Much is being made of approaches to get around the scale out problems of SQL and with SQL Azure in particular, discussions around a sharding approach for data. Some of my colleagues were actively discussing this and it led me to weigh in and make the following observation:
There are only two ways to solve the scale out problems of SQL Databases
1. To provide a model that adds another level of abstraction for data usage (EF, Astoria)
2. To provide a model that adds another level of abstraction for more complicated physical data storage (Madison)
In both cases you lose the “SQLness” of SQL.

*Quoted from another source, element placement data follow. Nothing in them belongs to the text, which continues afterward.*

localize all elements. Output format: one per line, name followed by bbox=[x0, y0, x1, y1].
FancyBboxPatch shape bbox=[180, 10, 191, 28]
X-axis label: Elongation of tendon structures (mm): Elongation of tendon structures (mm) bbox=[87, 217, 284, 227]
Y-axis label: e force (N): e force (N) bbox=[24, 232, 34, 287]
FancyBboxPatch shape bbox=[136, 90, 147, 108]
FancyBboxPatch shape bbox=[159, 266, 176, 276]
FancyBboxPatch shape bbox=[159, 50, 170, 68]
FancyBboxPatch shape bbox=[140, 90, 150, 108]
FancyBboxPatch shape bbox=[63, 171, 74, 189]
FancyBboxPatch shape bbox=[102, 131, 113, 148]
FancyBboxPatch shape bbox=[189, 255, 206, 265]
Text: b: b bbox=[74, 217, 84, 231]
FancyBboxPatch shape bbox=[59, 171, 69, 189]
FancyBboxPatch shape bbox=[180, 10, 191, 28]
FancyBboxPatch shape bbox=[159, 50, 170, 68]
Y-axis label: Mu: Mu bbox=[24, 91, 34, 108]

It is the “SQLness” that is important here and is the most difficult thing to find the right compromise for. “SQLness” to an application developer may be easy to use database drivers and SQL syntax; to a database developer it may be the database programming language and environment; to a data modeller it may be foreign keys; to a DBA it may be the reliability and recoverability offered by transaction logs. None of the models that have been presented satisfy the perspectives of all stakeholders so it is essentially impossible to scale out SQL by the definition of what everybody thinks a SQL database is.
So the pursuit of the holy grail of a scaled out SQL database is impossible. Even if some really smart engineers and mathematicians are able to crack the problem (by their technically and academically correct definition of what a SQL database is), some DBA or developer in some IT shop somewhere is going to be pulling their hair out thinking that this new SQL doesn’t work the way it is supposed to.
What is needed is a gradual introduction of the alternatives and the education of architects as to what to use SQL for and what not to – within the same solution. Just like you don’t need to store all of your video clips in database blob fields, there are other scenarios where SQL is not the only option. Thinking about how to architect systems that run on smaller hardware, without the safety net of huge database servers, is quite challenging and is an area that we need to continuously discuss, debate and look at in more detail.
The days are the assumption that SQL will do everything for us is over and, like motorcyclists, we need to choose the right technology or else we will fall off.